If by eating more than I need I put on weight, the solution seems pretty obvious to me. I don't need to eat as much as I do. In different scenarios in the human experience on earth, this would be a huge blessing. I actually don't need to eat as much as my college roommate. If we lived together 3,000 years ago during a world famine, I might survive while he perished. It's not that God has cursed me with low metabolism--it's just that he has blessed me with not needing to eat as much as I do. (Not that I don't want to--desire/hunger is another issue.)

The solution to obesity, for me, isn't in trying to burn off all the extra calories I consume. That just seems silly. I mean, exercise is good for the body and good for the heart. But when you sit back and think about it, it is crazy--our bodies need a certain amount of calories, but we eat more, so then we do artificial activity just to burn off those extra calories. And what is even more funny--it doesn't even work that well. You see, our bodies crave equilibrium. So, if we are accustomed to eating so much and then all of the sudden we do new activity to burn off those calories, our body reacts by making us hungrier so we will consume more calories to make up for the ones we're losing. Exercise without diet change is a recipe for bodily disaster (in terms of obesity--it is still good for the heart). That is why any fast changes is our weight is not good. Our body will work against us. Slow change gives our body enough time to adjust to a "new equilibrium."

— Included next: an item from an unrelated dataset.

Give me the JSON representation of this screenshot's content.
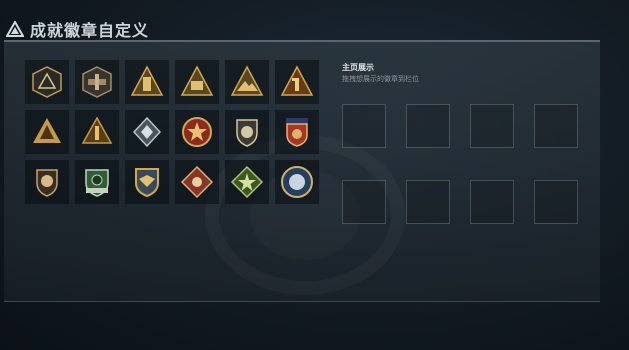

Not eating more than I need is the solution. Not committing gluttony, actually. (Funny how obedience to God's way is the best for us.) And this is where I must wage the battle.

When I was growing up my parents expected me to "clean up my plate." I had to eat everything set before me. Often, when we were clearing the table and putting things away, there would be a little leftover pasta or stuffing. My dad would ask me, "Do you want to eat this so it doesn't go to waste?" The idea is that if we threw it away, it would be wasted. But if I ate it--even though I was already finished eating--it would be "saved." That is crazy thinking, really. "Contribute to future obesity via gluttony by eating this extra amount of food so that we don't have to feel wasteful by throwing it away."

Just because there is more food on the table than my body needs doesn't mean I have to eat it.

Eating only what I need is not self-denial (though it might feel that way at first), it is simply what's right. Self-denial would be eating less (which is what fasting is--and that is something we're expected to do on occasion). I need to learn what that amount is, and prepare my meals accordingly. If others prepare a feast, I must learn how to (respectfully) say no to more.

I don't know how it's going to go. I'm so accustomed to eating more than I need; consuming beyond what my body requires. I'm thankful for the abundance of food. But I must not hoard it all into my body.